第102章 ずっと
「・・・一度起こすぞ」
そう言葉を掛け不安定だった体を元に戻されると、ようやく互いの視線がきちんと交わった。
「もう一度聞く。何かあったのか?」
それは問い詰めと言うよりは、確認で。
怒っている様子でも、必要以上に心配している様子でもなかった。
「・・・」
声は出さないように、首を小さく横に振れば、彼も納得したようで。
再度確認をして来ない辺り、私を信じてくれているのだと嬉しくなった。
「・・・それなら良い。

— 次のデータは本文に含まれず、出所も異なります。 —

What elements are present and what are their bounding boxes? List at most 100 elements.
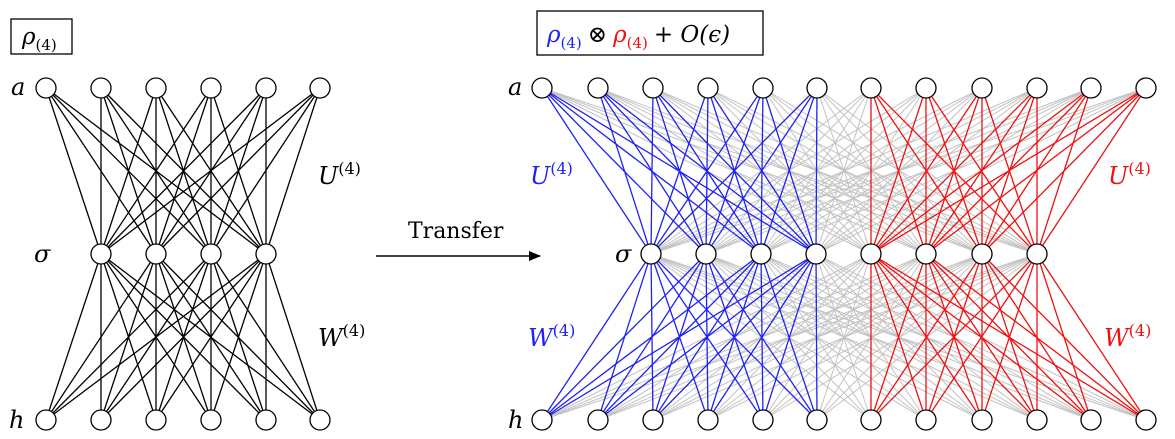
left-box-subscript: (4): [36, 36, 57, 54]
left-edge: [100, 253, 321, 421]
right-top-node: [531, 77, 553, 99]
right-middle-node: [640, 243, 662, 265]
left-edge: [155, 87, 321, 255]
left-edge: [45, 87, 102, 255]
right-red-edge: [981, 253, 1147, 421]
right-bottom-layer-label: h: [508, 406, 523, 434]
left-middle-node: [90, 243, 112, 265]
svg-text:ρ(4): ρ(4): [21, 24, 57, 54]
left-edge: [100, 87, 212, 255]
right-blue-edge: [650, 253, 654, 421]
right-red-edge: [870, 87, 1092, 255]
right-top-node: [642, 77, 664, 99]
left-top-node: [145, 77, 167, 99]
left-edge: [100, 253, 157, 421]
right-top-node: [806, 77, 828, 99]
right-lower-left-weight-label: W(4): [528, 321, 575, 352]
right-middle-node: [695, 243, 717, 265]
right-upper-right-weight-label: U(4): [1108, 159, 1151, 190]
right-blue-edge: [541, 87, 652, 255]
right-bottom-node: [642, 409, 664, 431]
right-middle-node: [1026, 243, 1048, 265]
right-network-blue-edges: [541, 87, 818, 421]
right-blue-edge: [650, 87, 818, 255]
right-bottom-node: [697, 409, 719, 431]
left-top-layer-label: a: [11, 73, 25, 101]
right-network-red-edges: [870, 87, 1147, 421]
right-blue-edge: [760, 253, 818, 421]
right-top-node: [587, 77, 609, 99]
right-blue-edge: [597, 87, 652, 255]
right-middle-node: [805, 243, 827, 265]
right-red-edge: [870, 253, 1092, 421]
left-middle-node: [255, 243, 277, 265]
left-bottom-layer-label: h: [9, 406, 24, 434]
right-upper-left-weight-label: U(4): [530, 159, 573, 190]
right-top-node: [915, 77, 937, 99]
right-bottom-node: [1080, 409, 1102, 431]
left-edge: [265, 87, 321, 255]
right-blue-edge: [541, 253, 652, 421]
right-red-edge: [870, 253, 1147, 421]
right-lower-right-weight-label: W(4): [1104, 321, 1151, 352]
left-network-edges: [45, 87, 321, 421]
right-red-edge: [1036, 87, 1147, 255]
right-blue-edge: [597, 253, 652, 421]
network-nodes: [35, 77, 1157, 431]
right-bottom-node: [915, 409, 937, 431]
right-blue-edge: [650, 87, 764, 255]
right-middle-node: [915, 243, 937, 265]
left-edge: [210, 253, 321, 421]
left-edge: [100, 253, 212, 421]
right-bottom-node: [1135, 409, 1157, 431]
right-red-edge: [870, 87, 1147, 255]
left-edge: [100, 87, 267, 255]
transfer-label: Transfer: [408, 219, 504, 244]
right-blue-edge: [650, 87, 709, 255]
right-representation-box: ρ(4) ⊗ ρ(4) + O(ϵ): [536, 10, 764, 56]
left-representation-box: ρ(4): [10, 18, 73, 55]
left-middle-layer-label: σ: [34, 240, 51, 268]
right-bottom-node: [1026, 409, 1048, 431]
left-box-rho: ρ: [21, 24, 36, 50]
left-bottom-node: [309, 409, 331, 431]
right-middle-node: [750, 243, 772, 265]
right-blue-edge: [760, 87, 818, 255]
right-red-edge: [925, 253, 1147, 421]
right-red-edge: [870, 253, 1038, 421]
right-red-edge: [925, 87, 1147, 255]
right-box-rho-red: ρ: [612, 22, 627, 48]
right-top-layer-label: a: [508, 73, 522, 101]
right-blue-edge: [650, 253, 709, 421]
right-box-rho-blue: ρ: [546, 22, 561, 48]
right-bottom-node: [806, 409, 828, 431]
right-blue-edge: [650, 253, 818, 421]
right-top-node: [860, 77, 882, 99]
right-blue-edge: [815, 87, 818, 255]
right-middle-layer-label: σ: [615, 240, 632, 268]
right-top-node: [1080, 77, 1102, 99]
right-top-node: [1026, 77, 1048, 99]
right-red-edge: [870, 87, 1038, 255]
right-top-node: [752, 77, 774, 99]
right-top-node: [697, 77, 719, 99]
left-bottom-node: [145, 409, 167, 431]
right-blue-edge: [650, 87, 654, 255]
left-edge: [45, 253, 102, 421]
left-middle-node: [145, 243, 167, 265]
right-blue-edge: [705, 87, 818, 255]
right-network-cross-edges: [541, 87, 1147, 421]
right-blue-edge: [650, 253, 764, 421]
left-top-node: [35, 77, 57, 99]
left-edge: [100, 87, 157, 255]
left-top-node: [255, 77, 277, 99]
left-top-node: [309, 77, 331, 99]
right-bottom-node: [531, 409, 553, 431]
right-top-node: [1135, 77, 1157, 99]
right-blue-edge: [815, 253, 818, 421]
left-bottom-node: [255, 409, 277, 431]
right-red-edge: [981, 87, 1147, 255]
right-red-edge: [870, 87, 927, 255]
right-box-otimes: ⊗: [588, 22, 607, 48]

何か食事を用意してくる、少し待っていてくれ」
布団を掛け直されながらそう話すと、彼は静かに一度部屋を去った。
正直な所、もう少し怒っていると思った。
沖矢さんに連絡を入れたのはコナンくんとはいえ、工藤邸に行ってしまった。
それも、こんな無防備な状態で。
それは私の体調管理が至らなかったからだ。
でも彼が怒っていないのは恐らく、昨日の私の言葉を信じてくれているからで。
・・・今日はきちんと、言葉にはできないけれど。
「・・・・・・」
やはりまだ体はダルい。
頭も僅かに痛み、寒気がする気もする。
よくさっきは彼に飛びつけたなと思う程、今は指一本動かすことも難しい。
彼が傍に居るだけで原動力になる。
それは良い方にも、悪い方にも。
ーーー
彼が用意してくれた食事も、殆ど残してしまった。
申し訳ないと目で訴えたが、一口食べただけでも十分だ、と彼は言ってくれて。
風邪を移してしまっては悪いからと隣で寝ることは拒否したのに、傍に居たいからと言って同じベッドで横になった。
彼のこういう強情な所も好きだ。
「・・・一つだけ、聞いてもいいか?」
「?」
そんなこの上ない安心感に包まれている中、彼がポツリとそう尋ねてきて。
「今日、風見の服を掴んで離さなかったのは何故だ?」
「・・・・・・」
風見さん・・・そういえば、沖矢さんに送ってもらって一度風見さんに会ったっけ。
熱のせいで記憶が曖昧だが、あの時は確か・・・。
「・・・零の、匂いがしたから」
「匂い?」
喉を痛めないよう、彼の耳元でギリギリ聞き取れる声で囁いた。